There's no way to get Git to track directories, so the only solution is to add a placeholder file within the directory that you want Git to track.

The file can be named and contain anything you want, but most people use an empty file named .gitkeep (although some people prefer the VCS-agnostic .keep).

The prefixed . marks it as a hidden file.

Another idea would be to add a README file explaining what the directory will be used for.

I always build a function to check for my desired folder structure and build it for me within the project. This gets around this problem as the empty folders are held in Git by proxy.

function check_page_custom_folder_structure () {
    if (!is_dir(TEMPLATEPATH."/page-customs"))
        mkdir(TEMPLATEPATH."/page-customs");
    if (!is_dir(TEMPLATEPATH."/page-customs/css"))
        mkdir(TEMPLATEPATH."/page-customs/css");
    if (!is_dir(TEMPLATEPATH."/page-customs/js"))
        mkdir(TEMPLATEPATH."/page-customs/js");
}

This is in PHP, but I am sure most languages support the same functionality, and because the creation of the folders is taken care of by the application, the folders will always be there.

The solution of Jamie Flournoy works great. Here is a bit enhanced version to keep the .htaccess:

# Ignore everything in this directory
*
# Except this file
!.gitignore
!.htaccess

With this solution you are able to commit a empty folder, for example /log, /tmp or /cache and the folder will stay empty.

Here is a hack, but it's funny that it works (Git 2.2.1). Similar to what @Teka suggested, but easier to remember:

  • Add a submodule to any repository (git submodule add path_to_repo)
  • This will add a folder and a file .submodules. Commit a change.
  • Delete .submodules file and commit the change.

Now, you have a directory that gets created when commit is checked out. An interesting thing though is that if you look at the content of tree object of this file you'll get:

fatal: Not a valid object name b64338b90b4209263b50244d18278c0999867193

I wouldn't encourage to use it though since it may stop working in the future versions of Git. Which may leave your repository corrupted.

If you want to add an empty directory to a Git repository, then you can do one thing. Create a file named .gitignore and then write this inside it:

/directory/*
!.gitignore

The first line tells Git to ignore everything in this directory.

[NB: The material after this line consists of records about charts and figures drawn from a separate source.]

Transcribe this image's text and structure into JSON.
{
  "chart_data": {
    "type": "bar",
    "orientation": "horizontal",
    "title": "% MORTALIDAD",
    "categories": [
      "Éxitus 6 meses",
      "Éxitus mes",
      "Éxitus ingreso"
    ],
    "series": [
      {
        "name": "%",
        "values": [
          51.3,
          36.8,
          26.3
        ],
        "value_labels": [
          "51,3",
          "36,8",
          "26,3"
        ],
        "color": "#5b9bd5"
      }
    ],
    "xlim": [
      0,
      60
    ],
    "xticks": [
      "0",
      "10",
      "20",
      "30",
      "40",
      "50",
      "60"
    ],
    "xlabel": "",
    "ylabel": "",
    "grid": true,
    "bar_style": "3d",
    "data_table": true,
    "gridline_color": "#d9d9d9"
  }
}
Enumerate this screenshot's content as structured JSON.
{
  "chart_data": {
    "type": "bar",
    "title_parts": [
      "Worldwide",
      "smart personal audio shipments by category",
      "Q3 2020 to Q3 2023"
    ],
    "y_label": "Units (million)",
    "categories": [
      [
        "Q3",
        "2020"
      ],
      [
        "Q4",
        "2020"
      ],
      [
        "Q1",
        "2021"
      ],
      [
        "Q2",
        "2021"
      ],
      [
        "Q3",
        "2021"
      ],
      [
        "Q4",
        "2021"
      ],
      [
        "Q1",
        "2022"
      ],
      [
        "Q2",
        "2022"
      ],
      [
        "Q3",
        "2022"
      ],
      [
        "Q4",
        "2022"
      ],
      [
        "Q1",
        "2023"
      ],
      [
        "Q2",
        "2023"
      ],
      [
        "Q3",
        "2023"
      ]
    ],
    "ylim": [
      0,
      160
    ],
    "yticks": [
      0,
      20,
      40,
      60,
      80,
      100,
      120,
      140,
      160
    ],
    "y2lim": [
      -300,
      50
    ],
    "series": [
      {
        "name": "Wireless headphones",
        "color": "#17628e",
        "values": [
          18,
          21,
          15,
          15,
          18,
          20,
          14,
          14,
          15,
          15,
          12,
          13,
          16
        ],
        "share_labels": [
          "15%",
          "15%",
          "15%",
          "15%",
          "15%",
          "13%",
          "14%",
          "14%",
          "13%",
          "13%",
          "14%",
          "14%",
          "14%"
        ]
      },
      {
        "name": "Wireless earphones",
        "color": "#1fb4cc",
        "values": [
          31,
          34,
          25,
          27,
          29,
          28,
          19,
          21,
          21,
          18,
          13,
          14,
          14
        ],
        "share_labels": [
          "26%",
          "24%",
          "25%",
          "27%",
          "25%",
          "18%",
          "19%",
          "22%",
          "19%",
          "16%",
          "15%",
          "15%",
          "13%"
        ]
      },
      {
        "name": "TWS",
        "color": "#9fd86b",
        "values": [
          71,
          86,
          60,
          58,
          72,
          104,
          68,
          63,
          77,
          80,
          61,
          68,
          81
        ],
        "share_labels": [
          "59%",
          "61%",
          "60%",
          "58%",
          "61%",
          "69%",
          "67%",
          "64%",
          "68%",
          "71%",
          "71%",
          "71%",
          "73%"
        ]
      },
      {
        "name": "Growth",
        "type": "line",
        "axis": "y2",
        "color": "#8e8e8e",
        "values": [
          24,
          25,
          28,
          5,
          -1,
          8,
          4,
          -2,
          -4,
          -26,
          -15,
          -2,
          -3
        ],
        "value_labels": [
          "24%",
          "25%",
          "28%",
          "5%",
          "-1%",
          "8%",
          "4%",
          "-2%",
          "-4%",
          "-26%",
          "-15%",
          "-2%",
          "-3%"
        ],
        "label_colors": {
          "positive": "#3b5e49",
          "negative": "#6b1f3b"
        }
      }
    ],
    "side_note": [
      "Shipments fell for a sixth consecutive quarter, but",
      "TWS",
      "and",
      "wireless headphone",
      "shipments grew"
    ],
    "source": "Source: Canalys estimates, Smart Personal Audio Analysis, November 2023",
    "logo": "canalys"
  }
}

The second line tells Git not to ignore the .gitignore file.

Add a file to the empty folder and name it PlaceHolder.

You can save this code as create_readme.php and run the PHP code from the root directory of your Git project.

> php create_readme.php

It will add README files to all directories that are empty so those directories would be then added to the index.

<?php
    $path = realpath('.');
    $objects = new RecursiveIteratorIterator(new RecursiveDirectoryIterator($path),       RecursiveIteratorIterator::SELF_FIRST);
    foreach($objects as $name => $object){
        if ( is_dir($name) && ! is_empty_folder($name) ){
            echo "$name\n" ;
            exec("touch ".$name."/"."README");
        }
    }

    function is_empty_folder($folder) {
        $files = opendir($folder);
        while ($file = readdir($files)) {
            if ($file != '.' && $file != '..')
                return true; // Not empty
            }
        }
?>

Then do

git commit -m "message"
git push

Just add empty.txt to the directory.

You can't. This is an intentional design decision by the Git maintainers. Basically, the purpose of a Source Code Management System like Git is managing source code and empty directories aren't source code. Git is also often described as a content tracker, and again, empty directories aren't content (quite the opposite, actually), so they are not tracked.